問題本文
取引先に対する売掛金の貸し倒れに備えて,他者よりも優先的に,取引先の財産の一部を売掛金に充当できるようにする行為はどれか。
選択肢
- ア.借入金の追加
- イ.請求書の発行
- ウ.担保の設定
- エ.利息の増額
解説
正解はウ.売掛金の貸し倒れに備えて他者より優先的に取引先財産から回収できるようにする行為は「担保の設定」.抵当権・質権・譲渡担保など担保物権を設定することで担保権者は他の債権者に先立って弁済を受ける「優先弁済権」を得る.借入金の追加は自社の資金調達手段で売掛先の財産には及ばず,請求書の発行は支払を促す通知にすぎず優先順位を生まない.利息の増額は貸付条件の変更で売掛金の貸し倒れリスク低減には直結しない.担保=優先弁済権の取得という対応関係を押さえるのが解法の鍵となる頻出論点.略語のフルスペル理解と用語の対比整理が解法の鍵となる頻出問題.
選択肢ごとの解説
- ア.借入金の追加は自社が資金を借りる行為で,自社の負債が増えるだけ.取引先(売掛先)の財産に対する優先的回収権を得る効果はないため,貸し倒れ対策としての設問条件に合致しない.資金調達手段と債権保全手段は別の話で,問題文の論点とは方向が逆向き.別概念であり設問の答えにはならない選択肢.

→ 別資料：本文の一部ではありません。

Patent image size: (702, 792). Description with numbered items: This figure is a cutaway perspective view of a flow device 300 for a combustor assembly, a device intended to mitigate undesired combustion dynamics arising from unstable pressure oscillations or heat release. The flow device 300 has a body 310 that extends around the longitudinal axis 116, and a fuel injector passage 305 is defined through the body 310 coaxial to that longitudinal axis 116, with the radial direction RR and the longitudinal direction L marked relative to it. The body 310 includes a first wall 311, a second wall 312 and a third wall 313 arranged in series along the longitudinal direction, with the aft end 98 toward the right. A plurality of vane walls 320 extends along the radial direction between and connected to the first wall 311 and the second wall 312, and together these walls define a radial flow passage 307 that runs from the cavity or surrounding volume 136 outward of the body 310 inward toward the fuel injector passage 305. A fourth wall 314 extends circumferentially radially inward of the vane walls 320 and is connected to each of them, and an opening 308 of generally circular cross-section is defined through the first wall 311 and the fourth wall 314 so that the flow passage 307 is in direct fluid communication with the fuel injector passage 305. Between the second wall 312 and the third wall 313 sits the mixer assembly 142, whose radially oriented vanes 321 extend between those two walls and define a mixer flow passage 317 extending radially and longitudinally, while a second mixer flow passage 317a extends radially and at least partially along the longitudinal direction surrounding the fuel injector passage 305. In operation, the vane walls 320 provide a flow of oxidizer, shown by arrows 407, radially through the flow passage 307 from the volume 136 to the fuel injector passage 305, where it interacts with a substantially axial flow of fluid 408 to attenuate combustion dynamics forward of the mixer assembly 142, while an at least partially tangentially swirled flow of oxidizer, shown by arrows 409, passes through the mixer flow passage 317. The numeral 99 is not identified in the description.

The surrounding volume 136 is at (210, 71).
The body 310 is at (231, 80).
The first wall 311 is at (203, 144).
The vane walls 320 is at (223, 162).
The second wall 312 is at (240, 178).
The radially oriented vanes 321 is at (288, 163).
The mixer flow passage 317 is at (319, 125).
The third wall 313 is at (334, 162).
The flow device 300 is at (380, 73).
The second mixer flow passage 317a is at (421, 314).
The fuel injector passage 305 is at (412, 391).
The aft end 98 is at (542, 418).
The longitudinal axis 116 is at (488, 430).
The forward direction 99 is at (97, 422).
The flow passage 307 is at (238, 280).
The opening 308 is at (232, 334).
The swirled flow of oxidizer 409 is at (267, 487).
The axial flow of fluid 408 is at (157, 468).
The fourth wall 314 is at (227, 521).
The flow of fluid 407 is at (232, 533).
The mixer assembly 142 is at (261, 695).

- イ.請求書の発行は支払期日や金額を通知して債務者に支払を促す手続にすぎず,他の債権者に先立って弁済を受ける法的優先順位を生じさせない.あくまで通常の債権回収手続の一環であり,優先弁済権を得る根拠とはならない手続なので設問の答えにならない.用語の意味を正確に把握すれば誤りと分かる.

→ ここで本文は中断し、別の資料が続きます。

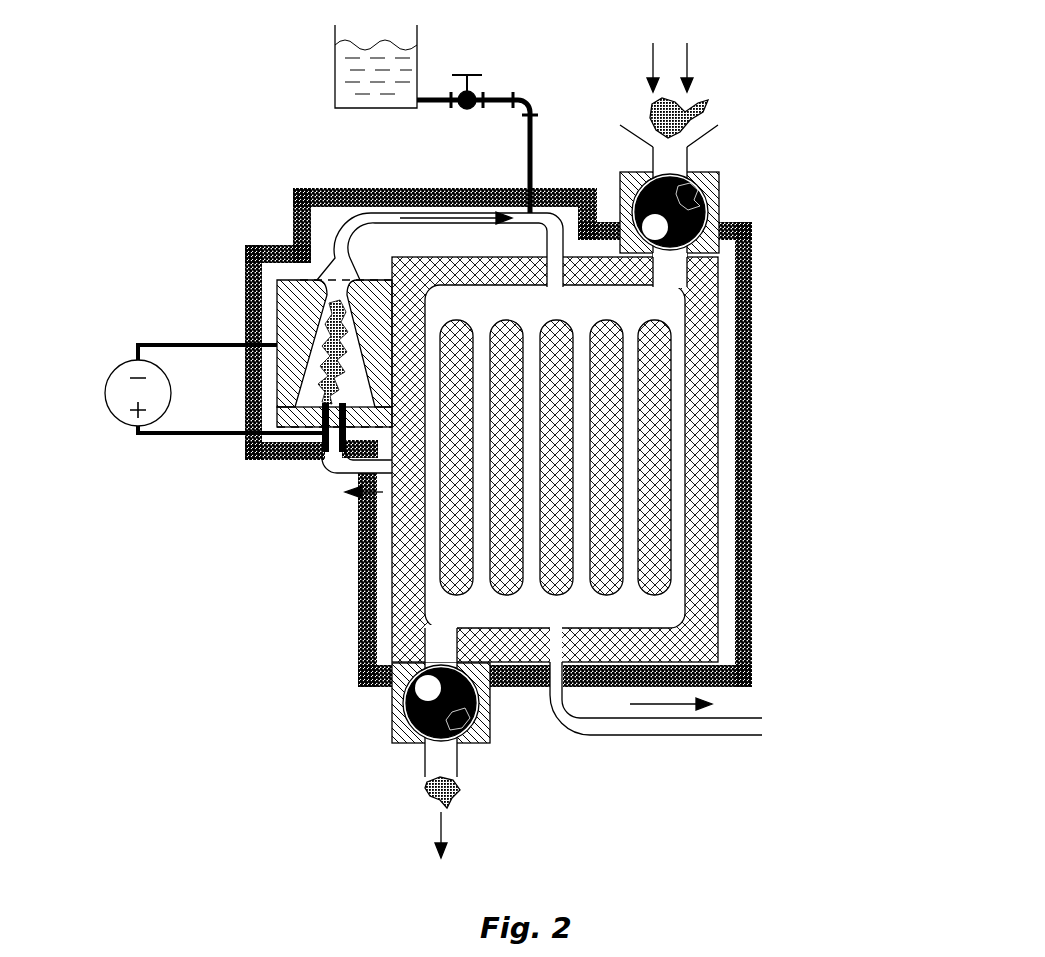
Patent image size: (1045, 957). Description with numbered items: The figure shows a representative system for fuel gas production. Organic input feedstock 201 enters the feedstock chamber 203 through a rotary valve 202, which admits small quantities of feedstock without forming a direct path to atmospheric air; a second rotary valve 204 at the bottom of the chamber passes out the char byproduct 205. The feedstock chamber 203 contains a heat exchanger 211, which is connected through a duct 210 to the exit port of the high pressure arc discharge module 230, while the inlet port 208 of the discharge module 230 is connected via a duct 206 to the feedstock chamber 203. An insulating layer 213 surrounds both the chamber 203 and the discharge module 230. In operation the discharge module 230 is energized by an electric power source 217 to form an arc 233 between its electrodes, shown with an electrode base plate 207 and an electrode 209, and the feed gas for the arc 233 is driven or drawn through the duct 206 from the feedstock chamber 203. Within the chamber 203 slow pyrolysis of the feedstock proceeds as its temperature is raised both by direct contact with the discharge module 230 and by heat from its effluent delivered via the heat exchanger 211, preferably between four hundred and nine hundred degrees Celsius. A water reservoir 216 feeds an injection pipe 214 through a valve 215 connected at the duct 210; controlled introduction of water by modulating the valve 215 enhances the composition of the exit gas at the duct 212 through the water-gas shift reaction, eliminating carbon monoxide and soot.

The input feedstock 201 is at (710, 110).
The rotary valve 202 is at (720, 202).
The feedstock chamber 203 is at (720, 377).
The rotary valve 204 is at (392, 703).
The char byproduct 205 is at (425, 788).
The duct 206 is at (332, 455).
The electrode base plate 207 is at (310, 423).
The inlet port 208 is at (332, 440).
The electrode 209 is at (300, 353).
The duct 210 is at (397, 212).
The heat exchanger 211 is at (628, 302).
The duct 212 is at (672, 738).
The insulating layer 213 is at (745, 540).
The injection pipe 214 is at (533, 177).
The valve 215 is at (480, 92).
The water reservoir 216 is at (335, 76).
The electric power source 217 is at (97, 393).
The discharge module 230 is at (287, 280).
The arc 233 is at (292, 318).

- ウ.正解.担保(抵当権・根抵当権・質権・譲渡担保など)の設定は担保物権を取得して優先弁済権を得る行為.取引先が倒産しても他の一般債権者より先に担保物件から回収でき,貸し倒れ対策として有効.信用補完手段の代表例として頻出する重要な実務概念.頻出論点なので押さえておく重要事項.

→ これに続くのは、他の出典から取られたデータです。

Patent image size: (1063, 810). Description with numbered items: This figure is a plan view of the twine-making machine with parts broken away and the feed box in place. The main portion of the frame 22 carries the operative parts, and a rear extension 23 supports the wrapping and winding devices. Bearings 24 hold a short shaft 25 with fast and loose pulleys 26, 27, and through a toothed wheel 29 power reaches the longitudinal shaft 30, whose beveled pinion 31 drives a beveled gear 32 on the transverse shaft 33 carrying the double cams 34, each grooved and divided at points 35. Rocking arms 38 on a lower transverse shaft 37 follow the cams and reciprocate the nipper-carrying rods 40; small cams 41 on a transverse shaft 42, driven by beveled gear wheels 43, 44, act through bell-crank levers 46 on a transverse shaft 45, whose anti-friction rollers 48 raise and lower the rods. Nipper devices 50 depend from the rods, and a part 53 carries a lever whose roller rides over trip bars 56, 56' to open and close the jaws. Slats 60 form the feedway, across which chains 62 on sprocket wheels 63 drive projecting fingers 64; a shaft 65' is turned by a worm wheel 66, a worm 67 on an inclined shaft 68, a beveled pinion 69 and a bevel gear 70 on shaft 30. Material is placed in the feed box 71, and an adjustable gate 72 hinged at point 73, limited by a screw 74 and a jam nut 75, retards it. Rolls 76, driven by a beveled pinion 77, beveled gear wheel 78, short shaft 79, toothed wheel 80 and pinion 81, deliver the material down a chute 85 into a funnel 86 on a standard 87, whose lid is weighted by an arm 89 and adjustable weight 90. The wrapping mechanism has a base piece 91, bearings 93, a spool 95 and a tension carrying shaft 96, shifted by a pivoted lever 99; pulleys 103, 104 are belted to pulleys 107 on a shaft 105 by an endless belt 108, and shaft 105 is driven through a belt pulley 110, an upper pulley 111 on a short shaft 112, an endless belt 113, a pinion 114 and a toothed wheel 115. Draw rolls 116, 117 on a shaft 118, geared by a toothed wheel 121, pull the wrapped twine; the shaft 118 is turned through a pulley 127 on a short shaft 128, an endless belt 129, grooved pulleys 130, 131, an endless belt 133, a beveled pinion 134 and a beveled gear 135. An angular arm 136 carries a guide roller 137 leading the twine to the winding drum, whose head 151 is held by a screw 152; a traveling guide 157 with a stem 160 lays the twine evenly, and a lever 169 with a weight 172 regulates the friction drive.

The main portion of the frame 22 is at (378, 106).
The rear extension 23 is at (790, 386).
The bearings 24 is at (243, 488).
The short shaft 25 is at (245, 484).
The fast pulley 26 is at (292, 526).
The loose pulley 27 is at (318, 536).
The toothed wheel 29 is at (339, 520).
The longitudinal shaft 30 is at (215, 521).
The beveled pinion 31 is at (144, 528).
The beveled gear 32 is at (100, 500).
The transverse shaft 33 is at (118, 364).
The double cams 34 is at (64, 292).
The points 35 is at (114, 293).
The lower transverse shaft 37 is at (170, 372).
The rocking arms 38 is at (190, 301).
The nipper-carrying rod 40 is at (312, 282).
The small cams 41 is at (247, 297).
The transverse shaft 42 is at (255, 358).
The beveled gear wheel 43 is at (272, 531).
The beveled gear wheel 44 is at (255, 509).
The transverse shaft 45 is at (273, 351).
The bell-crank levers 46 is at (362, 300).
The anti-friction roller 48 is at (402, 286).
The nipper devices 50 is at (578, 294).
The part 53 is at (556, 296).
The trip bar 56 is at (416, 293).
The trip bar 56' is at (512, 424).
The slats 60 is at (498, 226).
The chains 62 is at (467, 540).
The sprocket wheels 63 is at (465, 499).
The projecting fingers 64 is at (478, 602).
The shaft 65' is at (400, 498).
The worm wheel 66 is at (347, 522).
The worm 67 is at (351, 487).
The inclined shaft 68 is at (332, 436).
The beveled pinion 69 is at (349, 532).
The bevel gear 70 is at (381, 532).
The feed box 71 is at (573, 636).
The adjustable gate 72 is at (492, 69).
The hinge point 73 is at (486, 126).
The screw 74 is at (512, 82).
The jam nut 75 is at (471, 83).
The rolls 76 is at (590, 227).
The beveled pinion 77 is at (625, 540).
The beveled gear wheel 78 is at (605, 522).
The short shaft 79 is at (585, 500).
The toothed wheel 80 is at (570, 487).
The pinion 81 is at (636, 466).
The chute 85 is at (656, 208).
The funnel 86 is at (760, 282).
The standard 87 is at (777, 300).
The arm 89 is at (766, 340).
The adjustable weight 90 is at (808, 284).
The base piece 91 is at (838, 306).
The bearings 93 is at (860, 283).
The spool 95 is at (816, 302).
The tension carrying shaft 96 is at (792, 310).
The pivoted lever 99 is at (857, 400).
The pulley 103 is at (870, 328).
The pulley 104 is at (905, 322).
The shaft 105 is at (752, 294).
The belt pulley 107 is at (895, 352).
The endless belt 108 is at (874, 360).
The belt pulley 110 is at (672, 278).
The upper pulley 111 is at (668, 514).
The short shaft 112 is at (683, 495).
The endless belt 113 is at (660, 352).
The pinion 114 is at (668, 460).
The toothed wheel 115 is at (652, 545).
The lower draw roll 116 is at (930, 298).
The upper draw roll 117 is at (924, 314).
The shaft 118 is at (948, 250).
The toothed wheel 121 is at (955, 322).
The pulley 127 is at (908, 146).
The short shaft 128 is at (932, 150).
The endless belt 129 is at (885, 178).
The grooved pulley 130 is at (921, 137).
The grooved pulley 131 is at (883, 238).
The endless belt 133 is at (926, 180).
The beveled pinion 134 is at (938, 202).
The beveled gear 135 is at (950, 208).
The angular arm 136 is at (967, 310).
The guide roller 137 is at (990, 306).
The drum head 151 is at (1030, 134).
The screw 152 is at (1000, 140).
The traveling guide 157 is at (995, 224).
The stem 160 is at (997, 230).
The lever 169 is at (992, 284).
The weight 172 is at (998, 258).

- エ.利息の増額は貸付・売掛の金利条件を変える行為で,結果として収益増にはなり得るが他者より優先する回収権を生じさせるものではなく,貸し倒れリスクそのものへの直接対策にはならない.条件変更と担保設定の違いに注意し論点を取り違えない.設問の主題と異なる領域の概念で答えにならない.